Только ты и я
Наконец он поставил сумки на королевских размеров кровать и достал оттуда свою тщательно сложенную одежду. Повесив рубашку на плечики, Стивен любовно расправил рукава и только потом отнес ее в глубокий стенной шкаф. Рядом с его сумкой лежала пузатая сумка Элли, набитая, несомненно, всяким барахлом. Глядя на сумку, Стивен невольно нахмурился. Небрежность и неаккуратность Элли нередко его раздражали. Порой ему казалось, что она просто не способна аккуратно повесить куртку на вешалку, предпочитая швырнуть ее на спинку стула или на поручень дивана. Именно поэтому Стивен даже не пытался представить себе, что она носит в этой своей дурацкой сумке через плечо. Слава богу, он сумел хотя бы отучить ее загибать уголки страниц в книгах, которые она читала. В первый раз, когда Элли проделала это у него на глазах, Стивен не выдержал и, вскочив с дивана, выхватил у нее книгу, прежде чем она успела испортить ее еще больше. На лице Элли промелькнул самый настоящий испуг, и он постарался обратить все в шутку, вручив ей комплект фабричных закладок.

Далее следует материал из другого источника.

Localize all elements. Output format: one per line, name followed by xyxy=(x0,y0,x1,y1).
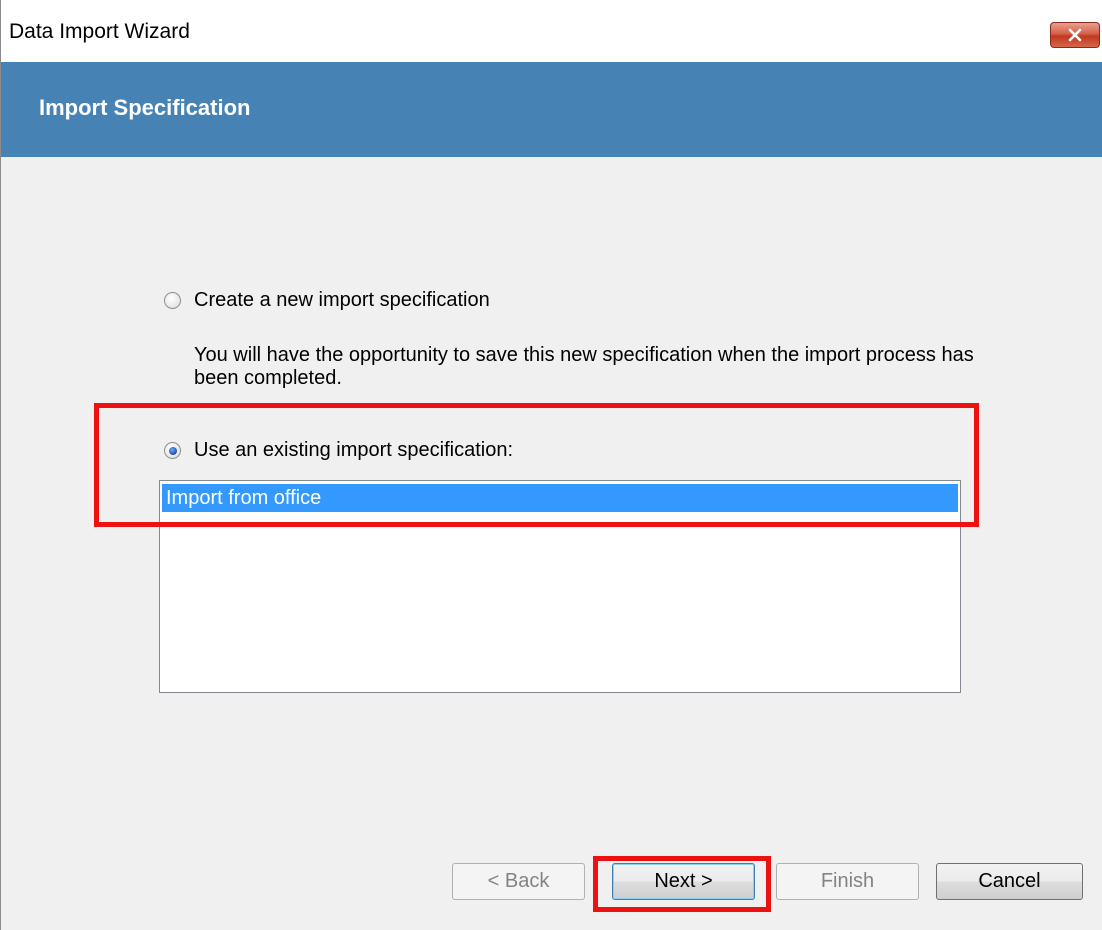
back-button[interactable]: < Back xyxy=(452,863,585,900)
new-spec-label: Create a new import specification xyxy=(194,289,490,311)
new-spec-option[interactable]: Create a new import specification xyxy=(164,289,490,312)
existing-spec-radio[interactable] xyxy=(164,442,181,459)
close-button[interactable] xyxy=(1050,22,1100,48)
next-button[interactable]: Next > xyxy=(612,863,755,900)
new-spec-description: You will have the opportunity to save th… xyxy=(194,344,974,389)
existing-spec-label: Use an existing import specification: xyxy=(194,439,514,461)
page-title: Import Specification xyxy=(39,95,251,120)
data-import-wizard-window: Data Import Wizard Import Specification … xyxy=(0,0,1102,930)
header-band: Import Specification xyxy=(1,62,1102,157)
list-item[interactable]: Import from office xyxy=(162,484,958,512)
cancel-button[interactable]: Cancel xyxy=(936,863,1083,900)
title-bar: Data Import Wizard xyxy=(1,0,1102,62)
window-title: Data Import Wizard xyxy=(9,20,190,43)
close-icon xyxy=(1068,28,1082,42)
finish-button[interactable]: Finish xyxy=(776,863,919,900)
existing-spec-option[interactable]: Use an existing import specification: xyxy=(164,439,513,462)
spec-listbox[interactable]: Import from office xyxy=(159,480,961,693)
new-spec-radio[interactable] xyxy=(164,292,181,309)
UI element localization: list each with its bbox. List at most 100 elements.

После этого случая Элли не раз принималась поддразнивать его, называя старомодным, но – и это было главным – больше никогда не пыталась загибать уголки страниц.
Подойдя к окну, Стивен поискал взглядом ее фигуру внизу возле машины, но сумел разглядеть только оставленные ими обоими следы на снегу. Пока он смотрел, прожектор-автомат, снабженный датчиком движения и таймером, погас, и площадка перед домом погрузилась во мрак. Элли по-прежнему нигде не было видно, и Стивен машинально прислушался к звукам, доносившимся до него сквозь распахнутую дверь спальни, стараясь обособить каждый из них и определить его природу. Вскоре он различил шаги и попытался представить, как Элли ходит кругами по комнатам первого этажа, рассматривает незнакомую обстановку, разыскивает шкафы, буфеты, кладовки. Ее шаги звучали почти робко, и его это не удивило: Стивен давно понял, что незнакомая обстановка действует на Элли угнетающе. Он подметил это еще на вечеринке у Джеффри.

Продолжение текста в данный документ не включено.